If Bjorklund raises her voice, she will be speaking in a manner Anosike thinks no coach can match, not even UT's Pat Summitt. Anosike describes being yelled at by a teammate as "a whole other language" with the words hitting "a different part of you."
"Pat is not out there playing with you,'' Anosike said. "She is on the sideline coaching you. And when someone is out there at battle with you and barking at you it kind of puts you in a different place because someone you've gone to war with is someone that you don't want to let down because they're out there fighting with you."
Lockwood appreciates the separate language players speak among themselves.
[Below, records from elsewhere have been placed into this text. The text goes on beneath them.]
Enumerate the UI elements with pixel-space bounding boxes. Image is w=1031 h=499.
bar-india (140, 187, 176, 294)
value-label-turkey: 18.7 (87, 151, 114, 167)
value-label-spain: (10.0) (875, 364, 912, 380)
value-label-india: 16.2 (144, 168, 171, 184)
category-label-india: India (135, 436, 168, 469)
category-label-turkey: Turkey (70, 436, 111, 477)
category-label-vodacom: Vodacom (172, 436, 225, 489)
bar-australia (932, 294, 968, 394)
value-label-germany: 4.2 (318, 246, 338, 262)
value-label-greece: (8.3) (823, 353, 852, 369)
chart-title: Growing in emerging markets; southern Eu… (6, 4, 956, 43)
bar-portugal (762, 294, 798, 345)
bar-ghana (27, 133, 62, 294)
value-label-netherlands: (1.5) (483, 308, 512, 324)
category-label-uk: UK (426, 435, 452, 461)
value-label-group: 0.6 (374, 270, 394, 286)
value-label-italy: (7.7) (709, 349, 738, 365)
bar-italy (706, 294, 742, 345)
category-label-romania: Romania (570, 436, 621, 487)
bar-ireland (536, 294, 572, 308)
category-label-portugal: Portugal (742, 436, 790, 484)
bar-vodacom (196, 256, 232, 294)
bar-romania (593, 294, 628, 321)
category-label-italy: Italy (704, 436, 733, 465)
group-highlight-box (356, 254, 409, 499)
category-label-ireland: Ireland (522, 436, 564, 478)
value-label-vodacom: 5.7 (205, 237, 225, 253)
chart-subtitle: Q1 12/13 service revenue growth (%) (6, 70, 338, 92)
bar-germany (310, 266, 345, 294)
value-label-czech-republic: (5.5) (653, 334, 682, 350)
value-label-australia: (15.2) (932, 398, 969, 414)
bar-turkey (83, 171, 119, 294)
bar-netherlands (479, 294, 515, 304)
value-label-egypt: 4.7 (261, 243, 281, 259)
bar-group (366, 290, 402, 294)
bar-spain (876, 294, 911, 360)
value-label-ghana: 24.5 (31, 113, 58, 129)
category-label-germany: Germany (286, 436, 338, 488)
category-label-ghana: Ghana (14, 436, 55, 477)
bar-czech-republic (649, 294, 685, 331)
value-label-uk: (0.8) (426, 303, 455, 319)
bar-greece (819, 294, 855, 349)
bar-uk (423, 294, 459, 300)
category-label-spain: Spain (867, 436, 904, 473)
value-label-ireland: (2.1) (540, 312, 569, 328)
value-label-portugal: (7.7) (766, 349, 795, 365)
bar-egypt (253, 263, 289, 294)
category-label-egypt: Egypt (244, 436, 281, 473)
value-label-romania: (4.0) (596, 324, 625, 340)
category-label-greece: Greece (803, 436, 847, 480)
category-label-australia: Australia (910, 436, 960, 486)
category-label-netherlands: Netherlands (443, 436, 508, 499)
He considers the difference to be vital to a team's progression. In a past scouting report, he referred to a quote from former NFL coach Marty Schottenheimer addressing this evolution.
"On any good team that I've been on,'' said Lockwood, referring to Schottenheimer's experiences, "there comes a point where the players take the wheel. I think he described it 'the players steer the ship.' There you go."
From Lockwood's perspective, coaches provide information, implement strategy and set standards. Eventually the team huddle breaks, however, and a referee motions the players to the court. At that point, the cause is best served by team leaders gathering together the rest of the players and essentially saying "we'll take it from here."
"There comes a point on good teams where that happens,'' he said. "And that's what we've got to wait and see with this bunch yet."
Dan Fleser covers the Lady Vols. He can be reached at firstname.lastname@example.org.
Practicing good leadership might seem like a tall order but attention to detail can help shrink the responsibility down to size. From my vantage point, here's some observations that might help with the process.
Talk, talk, talk: One of the basic elements of leadership is communication. Since a player wouldn't think twice about practicing her shooting, why should talking be any different. Constant chatter should be second nature on the court as a way for players to connect and assist each other.
Do your homework: Psychological profile material on every player is readily available. The info is like a scouting report for a would-be leader wanting to reach a teammate. Use it.
Come together: When a teammate is getting chewed out in practice, rally around her. When going back to Pratt Pavilion for extra work, bring a teammate along. Players have told me this for two decades: When it matters most, all you have is each other.
Storytelling: Veteran players and coaches alike ought to share stories about past leaders. This could happen anywhere - at dinner, on a trip, etc. Whether these tales are funny or thoughtful, they're all instructive.
Get uncomfortable: Freshman Kamiko Williams and sophomore Alyssia Brewer need extra attention. A creative touch is advised, since both have been getting an earful from UT coach Pat Summitt. Their skills alone make these players a worthwhile project. Any lady volunteers?